The great tragedies of history are smuggled into the decades that follow them in the memories and secret traumas of those that survived the earthquake or the wildfire, the terrorist attack or the bloody coup, or the death camps. Or in the case of Safta, not a camp - which we always think of as the defining feature of The Holocaust - but the smaller, stranger tragedies spun off by the impact of that larger horror, like people who escape the sinking ship only to find themselves treading water in shark infested seas, miles if not years from help. Nothing is truly over until the last person who lived it is gone. But the wild thing about evil and terror is that it’s dissipation with the last survivor’s death doesn’t rid us of it, it opens the door for it to come back, renewed and hungry for new host bodies to carry its latest iteration through however many decades await, like pristine snow cover, to be stamped with blood. It’s not a coincidence that far right nationalists started feeling free to throw away the dog whistles and began bringing open hate back into public life just as the World War 2 generation started dwindling to handfuls. People like Safta were like antibodies, their presence in the body of humanity helped booster our resistance to the crimes they’d witnessed. But hate is good at waiting out the generations. It goes and vacations in places that are a little less seen, a little less watched, Rwanda, some rage filled little corner of Serbia. But it’s never too far away.
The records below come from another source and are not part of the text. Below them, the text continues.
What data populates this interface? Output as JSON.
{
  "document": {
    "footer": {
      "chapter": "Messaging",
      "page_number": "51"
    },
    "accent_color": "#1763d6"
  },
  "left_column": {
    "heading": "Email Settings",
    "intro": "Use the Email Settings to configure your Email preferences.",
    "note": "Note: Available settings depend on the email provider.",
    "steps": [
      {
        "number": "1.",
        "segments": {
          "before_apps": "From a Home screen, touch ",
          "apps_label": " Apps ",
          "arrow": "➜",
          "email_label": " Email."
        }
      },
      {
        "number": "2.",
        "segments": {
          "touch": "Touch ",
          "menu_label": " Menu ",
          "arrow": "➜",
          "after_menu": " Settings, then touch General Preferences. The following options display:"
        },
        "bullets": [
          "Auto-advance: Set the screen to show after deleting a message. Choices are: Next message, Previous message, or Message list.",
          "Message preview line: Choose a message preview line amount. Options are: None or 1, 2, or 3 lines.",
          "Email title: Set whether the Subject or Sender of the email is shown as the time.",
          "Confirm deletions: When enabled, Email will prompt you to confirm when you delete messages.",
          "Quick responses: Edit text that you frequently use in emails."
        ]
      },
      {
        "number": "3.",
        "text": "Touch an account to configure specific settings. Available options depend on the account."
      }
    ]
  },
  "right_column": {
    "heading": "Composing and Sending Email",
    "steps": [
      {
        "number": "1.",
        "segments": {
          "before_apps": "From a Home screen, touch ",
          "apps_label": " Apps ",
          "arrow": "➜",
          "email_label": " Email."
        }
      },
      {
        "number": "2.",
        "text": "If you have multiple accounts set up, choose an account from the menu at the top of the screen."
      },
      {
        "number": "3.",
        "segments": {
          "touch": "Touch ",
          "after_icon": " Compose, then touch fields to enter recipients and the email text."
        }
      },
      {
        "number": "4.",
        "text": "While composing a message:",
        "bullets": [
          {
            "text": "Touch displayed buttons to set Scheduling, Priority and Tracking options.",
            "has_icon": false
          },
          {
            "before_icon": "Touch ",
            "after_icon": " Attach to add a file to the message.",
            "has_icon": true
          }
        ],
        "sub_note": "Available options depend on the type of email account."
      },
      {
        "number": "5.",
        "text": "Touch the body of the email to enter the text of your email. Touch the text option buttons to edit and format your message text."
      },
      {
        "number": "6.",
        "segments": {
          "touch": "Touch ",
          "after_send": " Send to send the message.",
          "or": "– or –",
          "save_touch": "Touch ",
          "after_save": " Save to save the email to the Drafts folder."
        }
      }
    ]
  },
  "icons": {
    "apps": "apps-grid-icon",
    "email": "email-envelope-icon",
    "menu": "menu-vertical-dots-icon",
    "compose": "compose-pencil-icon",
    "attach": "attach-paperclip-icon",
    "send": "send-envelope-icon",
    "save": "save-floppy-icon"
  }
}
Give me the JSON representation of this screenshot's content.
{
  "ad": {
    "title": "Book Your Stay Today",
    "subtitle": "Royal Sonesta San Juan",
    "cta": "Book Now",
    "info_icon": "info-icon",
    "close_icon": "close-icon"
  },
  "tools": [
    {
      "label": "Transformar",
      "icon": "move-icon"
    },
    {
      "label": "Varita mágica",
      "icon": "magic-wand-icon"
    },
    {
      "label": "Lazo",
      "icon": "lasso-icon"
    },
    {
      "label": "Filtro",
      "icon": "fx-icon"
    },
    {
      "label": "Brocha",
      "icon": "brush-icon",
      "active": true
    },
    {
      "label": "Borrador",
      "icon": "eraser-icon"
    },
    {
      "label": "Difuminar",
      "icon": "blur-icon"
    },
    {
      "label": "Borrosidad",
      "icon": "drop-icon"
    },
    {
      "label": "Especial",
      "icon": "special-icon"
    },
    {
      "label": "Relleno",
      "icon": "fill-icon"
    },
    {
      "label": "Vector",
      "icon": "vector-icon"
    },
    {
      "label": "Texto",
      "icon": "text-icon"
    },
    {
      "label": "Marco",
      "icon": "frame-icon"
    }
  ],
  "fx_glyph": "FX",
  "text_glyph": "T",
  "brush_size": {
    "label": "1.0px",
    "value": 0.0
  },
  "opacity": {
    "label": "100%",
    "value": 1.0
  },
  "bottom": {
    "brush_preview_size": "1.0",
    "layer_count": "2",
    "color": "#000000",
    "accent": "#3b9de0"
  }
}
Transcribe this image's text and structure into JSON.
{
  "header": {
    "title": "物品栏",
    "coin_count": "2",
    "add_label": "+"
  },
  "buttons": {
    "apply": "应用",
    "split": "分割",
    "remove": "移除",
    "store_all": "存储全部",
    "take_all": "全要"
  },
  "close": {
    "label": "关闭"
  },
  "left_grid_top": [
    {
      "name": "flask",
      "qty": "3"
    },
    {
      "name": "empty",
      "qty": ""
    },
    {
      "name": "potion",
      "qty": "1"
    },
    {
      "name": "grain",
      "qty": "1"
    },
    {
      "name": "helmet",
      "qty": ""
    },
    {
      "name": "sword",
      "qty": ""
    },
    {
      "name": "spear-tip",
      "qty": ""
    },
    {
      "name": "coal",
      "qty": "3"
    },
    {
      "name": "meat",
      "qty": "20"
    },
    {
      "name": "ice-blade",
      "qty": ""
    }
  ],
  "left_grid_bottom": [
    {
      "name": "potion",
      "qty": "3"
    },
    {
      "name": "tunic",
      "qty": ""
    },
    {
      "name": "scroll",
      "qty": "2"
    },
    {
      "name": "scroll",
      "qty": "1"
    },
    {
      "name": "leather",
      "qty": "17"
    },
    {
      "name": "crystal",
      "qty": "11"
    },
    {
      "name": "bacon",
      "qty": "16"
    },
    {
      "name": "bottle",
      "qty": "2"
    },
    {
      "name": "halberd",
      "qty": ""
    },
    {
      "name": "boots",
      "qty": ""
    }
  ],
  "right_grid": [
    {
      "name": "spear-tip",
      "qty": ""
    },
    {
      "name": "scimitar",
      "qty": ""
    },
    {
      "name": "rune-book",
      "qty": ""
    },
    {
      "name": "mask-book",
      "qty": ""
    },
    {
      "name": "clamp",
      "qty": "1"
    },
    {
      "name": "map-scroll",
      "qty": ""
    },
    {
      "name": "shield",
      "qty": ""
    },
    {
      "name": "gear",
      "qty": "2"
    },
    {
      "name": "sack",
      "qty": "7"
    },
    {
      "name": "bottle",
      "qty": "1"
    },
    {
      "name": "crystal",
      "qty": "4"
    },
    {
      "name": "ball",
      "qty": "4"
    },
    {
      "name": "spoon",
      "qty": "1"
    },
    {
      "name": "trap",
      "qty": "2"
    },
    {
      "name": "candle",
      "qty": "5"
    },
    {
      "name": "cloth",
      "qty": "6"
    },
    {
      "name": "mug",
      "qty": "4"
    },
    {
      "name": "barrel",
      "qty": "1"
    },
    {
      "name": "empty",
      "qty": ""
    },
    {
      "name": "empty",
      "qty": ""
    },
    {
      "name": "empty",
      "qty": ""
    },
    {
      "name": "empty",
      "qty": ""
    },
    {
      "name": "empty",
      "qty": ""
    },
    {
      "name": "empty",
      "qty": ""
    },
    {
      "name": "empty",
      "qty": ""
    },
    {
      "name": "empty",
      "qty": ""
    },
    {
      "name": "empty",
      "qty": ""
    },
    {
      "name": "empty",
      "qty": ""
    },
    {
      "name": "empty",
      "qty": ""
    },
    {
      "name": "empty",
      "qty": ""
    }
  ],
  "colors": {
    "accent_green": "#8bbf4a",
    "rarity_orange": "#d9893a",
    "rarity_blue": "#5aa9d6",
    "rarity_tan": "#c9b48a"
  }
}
Eventually, we left Safta’s little apartment to head down to the south of France. As we got onto the train that would take us to Dijon and then onto Nice, Julia was reeling with her family’s history. She told me everything, but it came out in a jumble as she tried to order it all on the fly. I sat and took it in as the French countryside rolled by outside. Finally, in the middle of all of this, Julia suddenly said, “She liked you.” I said, “Oh, yeah? What did she say?” Julia smiled and said, “She said you were pretty and quiet and you ate whatever you were given. It was high praise.” And that was how I took it.